RICHMOND, Va. — His entire team vaccinated and boosted, Notre Dame basketball coach Mike Brey thought the Fighting Irish, indeed all of college basketball, had finally beaten COVID-19. The pandemic had cost the sport its 2020 conference and NCAA tournaments and made last season unrecognizable, but now was time for routine to prevail.
Alas, showing little regard for vaccination status, the omicron variant has struck millions of us with troubling swiftness, prompting scores of postponements nationwide.
“I think we all got tricked into feeling we were out of the woods,” Brey said this week. “I know I was kind of feeling that way ... and quite frankly, I think for all of us in the league as coaches, it’s frustrating.”
Frustrating, yes, but like the country at large, college basketball is far better equipped than a year ago to cope.
Breakthrough infections notwithstanding, vaccines and boosters are effective in not only mitigating spread but also symptoms. Encouraged by that science, federal authorities have shortened isolation times for the infected and exposed.
All this I experienced first-hand last week, when after returning from Virginia Tech football’s Pinstripe Bowl in New York, I developed a nagging cough. A subsequent rapid COVID test, taken four weeks after my booster, was positive, but after two days of flu-like symptoms, I was on the mend.
“I feel like we are getting to the end of the road with it,” Louisville coach Chris Mack said. “With boosters and the amount of players that have already had it, I’d like to think that we’ll be OK from here on out in terms of being able to play games.”
By this time a year ago, the NCAA already had decided to stage its entire Division I men’s basketball tournament in controlled environments in and around Indianapolis rather than the traditional 13 cities around the country. A similar decision for the women’s event was a month away.

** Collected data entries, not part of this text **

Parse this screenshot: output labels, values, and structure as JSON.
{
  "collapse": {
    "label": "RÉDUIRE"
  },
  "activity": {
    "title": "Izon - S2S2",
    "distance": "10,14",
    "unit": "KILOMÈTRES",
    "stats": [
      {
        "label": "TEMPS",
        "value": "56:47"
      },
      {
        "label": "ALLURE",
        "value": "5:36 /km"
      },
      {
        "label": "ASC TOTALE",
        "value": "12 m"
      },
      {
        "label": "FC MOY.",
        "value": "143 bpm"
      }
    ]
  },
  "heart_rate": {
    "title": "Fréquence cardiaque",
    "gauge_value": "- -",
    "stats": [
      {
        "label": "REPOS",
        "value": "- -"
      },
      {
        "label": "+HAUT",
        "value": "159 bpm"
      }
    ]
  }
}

This season, there are no such plans, as the NCAA affirmed last week. Not to dismiss the current, and perhaps future, challenges.
The ACC has postponed league nine games, though two by only a day.
After last season, administrators, coaches and athletes at least are attuned to the physical and mental tolls disruptions bring.
For example, a team competing for the first time in 10, 12 or more days will be compromised, especially if its practices have been limited, and pushing too hard too soon in the aftermath can cause injuries.
“We looked like we were at the Lifetime Fitness 40-and-over league,” Georgia Tech coach Josh Pastner said of the Yellow Jackets’ first practice after an extended pause. “We could barely get past halfcourt. We were so out of shape. It takes you about six weeks to get in tip-top shape and about one week to get out, and we were as winded as we could be.”
Saturday’s victory at N.C. State was Florida State’s first game in 17 days, most of which were spent not in practice but in isolation.
“We tried to be more conscious of the fact that these guys were going through a very stressful period,” FSU coach Leonard Hamilton said. “And I tried to understand, be a little more tolerant and then communicate more with them dealing with the frustrations of not being able to go home for Christmas, not having a chance to spend time with your loved ones and then being isolated. ...
“We just tried to communicate more because each kid comes from a different place mentally and emotionally. You can’t just make one statement that covers everybody. ... These are different type of times we’re going through, and I can’t imagine [being] 18, 19, 20 years old, what I’d have been thinking if I’d have been as isolated ... like these guys have the last couple years.”
A redeeming change from last season is the return of you, the fans, to arenas. Attendance restrictions a year ago relegated most games to an eerie mix of squeaking sneakers and manufactured crowd noise.
“The thing that I think is saving everybody is we have people in the stands,” Brey said. “That was a downer last year for a lot of people, and the kids especially.”
More postponements almost certainly are ahead, but optimism is far more prevalent than during last season’s chaos, when for example, Miami played 19 its 20 ACC games, while Virginia Tech managed only 13.
A road date at North Carolina and home visit from Pitt already shelved by an outbreak within his program, Hokies coach Mike Young wants as close to a full complement of games as possible.
“Now it’s going to get a little tricky, and that’s ... all right,” he said. “If it’s a Saturday, Monday, Wednesday, Saturday? I want to coach. Our team wants to play.”